A década foi pródiga em Superclásicos nas rodadas finais. Em 1963, o Boca bateu o River por 1-0 no Monumental, mas mais para atrapalha-lo, pois o foco excessivo na Libertadores (algo então inédito) custara aos auriazuis, vices continentais, fôlego no torneio doméstico – vencido pelo Independiente por dois pontos de vantagem sobre os millonarios.

O único Boca x River na rodada final de pontos corridos valendo título para ambos foi em 1969. Madurga, autor dos gols xeneizes, e a desafiadora volta olímpica de Marzolini contra a irrigação

Em 1964, novo encontro na penúltima rodada permitiu ao Boca ser matematicamente campeão, pela primeira vez, em pleno Superclásico.
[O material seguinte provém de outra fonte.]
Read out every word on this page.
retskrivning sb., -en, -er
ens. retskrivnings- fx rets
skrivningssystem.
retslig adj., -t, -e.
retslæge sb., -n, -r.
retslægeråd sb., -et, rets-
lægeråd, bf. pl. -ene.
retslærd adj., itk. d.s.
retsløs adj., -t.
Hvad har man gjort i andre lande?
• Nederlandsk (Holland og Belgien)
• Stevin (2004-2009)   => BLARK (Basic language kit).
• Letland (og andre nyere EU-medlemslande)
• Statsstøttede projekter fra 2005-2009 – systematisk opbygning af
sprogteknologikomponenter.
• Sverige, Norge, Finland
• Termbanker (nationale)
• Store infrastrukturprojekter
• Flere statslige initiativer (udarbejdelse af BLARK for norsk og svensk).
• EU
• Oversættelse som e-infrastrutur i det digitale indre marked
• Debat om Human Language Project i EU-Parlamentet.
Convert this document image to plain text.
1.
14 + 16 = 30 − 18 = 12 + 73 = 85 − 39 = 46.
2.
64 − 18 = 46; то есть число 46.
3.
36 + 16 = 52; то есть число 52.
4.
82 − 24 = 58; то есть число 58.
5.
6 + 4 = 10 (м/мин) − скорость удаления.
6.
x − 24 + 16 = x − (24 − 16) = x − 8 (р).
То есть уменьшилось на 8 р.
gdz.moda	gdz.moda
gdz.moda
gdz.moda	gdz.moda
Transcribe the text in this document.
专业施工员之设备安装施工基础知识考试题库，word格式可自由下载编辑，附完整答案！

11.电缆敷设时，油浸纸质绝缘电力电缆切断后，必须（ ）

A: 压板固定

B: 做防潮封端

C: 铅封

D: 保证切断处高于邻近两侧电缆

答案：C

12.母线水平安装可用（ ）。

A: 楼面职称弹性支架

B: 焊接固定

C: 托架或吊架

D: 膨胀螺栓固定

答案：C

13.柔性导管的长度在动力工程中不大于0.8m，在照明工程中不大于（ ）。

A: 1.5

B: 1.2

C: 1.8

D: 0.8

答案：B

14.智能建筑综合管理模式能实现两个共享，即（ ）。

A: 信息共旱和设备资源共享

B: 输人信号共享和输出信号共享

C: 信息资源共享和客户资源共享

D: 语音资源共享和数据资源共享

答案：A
O River, porém, já não tinha chances, ainda que terminasse o torneio em terceiro, mas a sete pontos do rival. Abriu o placar, mas levou o empate no segundo tempo, gol do veterano Norberto Menéndez – ídolo riverplatense nos anos 50 e único três vezes campeão argentino por ambos. Já em 1965, só um ponto separou a dupla. E a ultrapassagem veio na antepenúltima rodada. Deu Boca 2-1 na Bombonera. E com Menéndez novamente marcando o gol decisivo.

Mesmo vice, o River classificou-se à Libertadores de 1966, exatamente a primeira a admitir livremente também os vice-campeões nacionais. Boca e River estiveram no quadrangular-semifinal, com o Boca vencendo o rival na rodada final por 1-0 – por sinal, gol de outro ex-millonario, Alfredo Rojas. Mas os auriazuis não tinham chances; o resultado só forçou um jogo-extra entre River e Independiente, empatados na liderança. O River avançou, mas adiante perdeu para o Peñarol uma finalíssima quase ganha, tragédia que originou o apelido de gallinas. Como a semifinal não era mata-mata, não consideramos.

Em 1968, um ponto separou o Boca em favor do River no Torneio Nacional. Mas sem Superclásico nas rodadas finais. O Millo terminou líder empatado com Racing e Vélez, forçando um triangular onde os velezanos levaram a melhor, campeões pela primeira vez da elite. Já o ano de 1969 foi duas vezes cruel com a Banda Roja: no Torneio Metropolitano, o River eliminou o rival na semifinal, com o 0-0 em jogo único no neutro estádio do Racing favorecendo a melhor campanha dos millonarios na fase de grupos. Mas na decisão o River levou de 4-1 do nanico Chacarita, no único título funebrero na elite.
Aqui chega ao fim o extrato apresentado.